Er wordt door de Amsterdamse kamer kritiek geleverd op het landsbestuur in Brussel (zie mijn artikel op historiek.net), er was een grap over een dronken man die de billen van zijn vrouw aanzag voor haar borsten, er waren moppen over vreemdgaande vrouwen (daar heb ik ook over geschreven op historiek.net) en er waren refereynen met als thema dat het zo gezellig is om in Rotterdam feest te vieren. Bij de facties die op het Landjuweel in Antwerpen opgevoerd worden, is meer aandacht voor maatschappelijke satire. Daar gaat het over hongerige soldaten en over mannen die te veel drinken.

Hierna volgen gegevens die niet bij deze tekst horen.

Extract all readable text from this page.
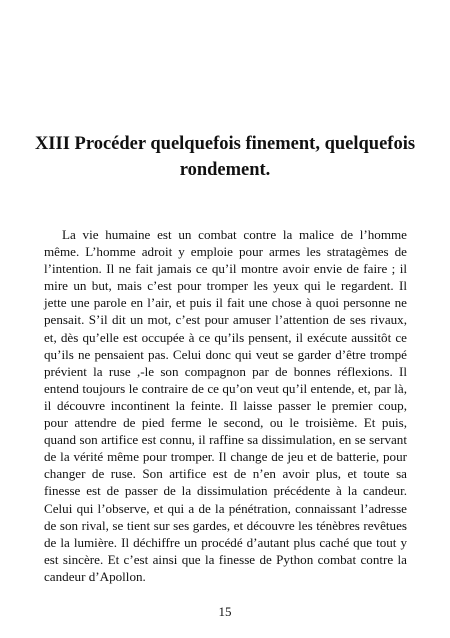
XIII Procéder quelquefois finement, quelquefois rondement.

La vie humaine est un combat contre la malice de l’homme même. L’homme adroit y emploie pour armes les stratagèmes de l’intention. Il ne fait jamais ce qu’il montre avoir envie de faire ; il mire un but, mais c’est pour tromper les yeux qui le regardent. Il jette une parole en l’air, et puis il fait une chose à quoi personne ne pensait. S’il dit un mot, c’est pour amuser l’attention de ses rivaux, et, dès qu’elle est occupée à ce qu’ils pensent, il exécute aussitôt ce qu’ils ne pensaient pas. Celui donc qui veut se garder d’être trompé prévient la ruse ,-le son compagnon par de bonnes réflexions. Il entend toujours le contraire de ce qu’on veut qu’il entende, et, par là, il découvre incontinent la feinte. Il laisse passer le premier coup, pour attendre de pied ferme le second, ou le troisième. Et puis, quand son artifice est connu, il raffine sa dissimulation, en se servant de la vérité même pour tromper. Il change de jeu et de batterie, pour changer de ruse. Son artifice est de n’en avoir plus, et toute sa finesse est de passer de la dissimulation précédente à la candeur. Celui qui l’observe, et qui a de la pénétration, connaissant l’adresse de son rival, se tient sur ses gardes, et découvre les ténèbres revêtues de la lumière. Il déchiffre un procédé d’autant plus caché que tout y est sincère. Et c’est ainsi que la finesse de Python combat contre la candeur d’Apollon.

15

Blijkbaar waren dat thema’s die toen speelden. Dan is er nog een derde belangrijke bron voor mijn onderzoek: het manuscript van Eduard de Dene. Deze Brugse rederijker was op sommige momenten zeer fel op de kerk, maar hij gebruikte dat handschrift om uit voor te lezen in beperkte kring. Dat is iets anders dan optreden in het openbaar, op plein voor het stadhuis in Antwerpen.
 
Was De Dene een strakke dichter? Zou hij tegenwoordig schrijven voor HVV?

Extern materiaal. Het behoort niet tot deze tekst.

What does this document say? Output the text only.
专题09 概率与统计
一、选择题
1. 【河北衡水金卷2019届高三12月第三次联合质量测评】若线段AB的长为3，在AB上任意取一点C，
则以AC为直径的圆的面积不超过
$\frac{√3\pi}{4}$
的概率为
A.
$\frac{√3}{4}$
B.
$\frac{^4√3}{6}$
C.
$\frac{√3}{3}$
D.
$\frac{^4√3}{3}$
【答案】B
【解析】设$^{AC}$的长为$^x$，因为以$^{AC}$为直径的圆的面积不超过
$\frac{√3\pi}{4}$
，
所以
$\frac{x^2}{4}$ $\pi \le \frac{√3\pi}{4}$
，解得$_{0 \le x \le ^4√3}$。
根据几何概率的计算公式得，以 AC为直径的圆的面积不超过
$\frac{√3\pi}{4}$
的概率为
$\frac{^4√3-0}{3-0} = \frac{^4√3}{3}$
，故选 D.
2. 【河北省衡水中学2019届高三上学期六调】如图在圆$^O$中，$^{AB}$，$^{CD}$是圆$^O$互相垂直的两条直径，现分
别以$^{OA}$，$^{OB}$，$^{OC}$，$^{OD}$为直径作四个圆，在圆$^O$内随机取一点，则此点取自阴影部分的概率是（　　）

Ja en ja. Zijn Testament Rhetoricael  is erg omvangrijk, we kunnen hem daarom volgen in zijn stijl en onderwerpen. Hij is voor zijn tijd erg vormvast, zijn refereynen zijn erg goed, zijn rondelen zijn fraai en hij durfde ook te spelen met intertekstualiteit en andere postmoderne fratsen. Maar hij blonk vooral uit in liedjes. Ik vind zijn liedjes erg leuk en ik zou het fantastisch vinden als sommige ervan op muziek gezet zouden worden door een carnavalskapel. En dan niet de muziek gereconstrueerd op zestiende-eeuwse wijze, maar met de feestmuziek van nu. Stel je voor dat de Snollebollekes ‘Poy poy manneken poy’ uit zouden voeren, hoe geweldig zou dat toch zijn! Gratis tip van mij: wie zo’n feestliedje van De Dene op muziek zet, scoort daarmee een knaller van een carnavalshit. De Dene is een zeer fascinerende figuur en hij verdient een goede biograaf.
 
Jij?
Nee.
 
Wie wel?
Er lopen genoeg HVV’ers rond om deze handschoen op te nemen. Er zijn veel teksten van hem overgeleverd en ook de nodige biografische gegevens, de combinatie van die twee moet echt wel een goed boek opleveren – ik koop dat boek! Misschien zelfs een proefschrift, de biografie staat immers in de wetenschappelijke belangstelling.
 
Is je proefschrift ergens verkrijgbaar?
Met de titel Humor in 1561 en ISBN 9789402198690 is het bij iedere boekwinkel te koop.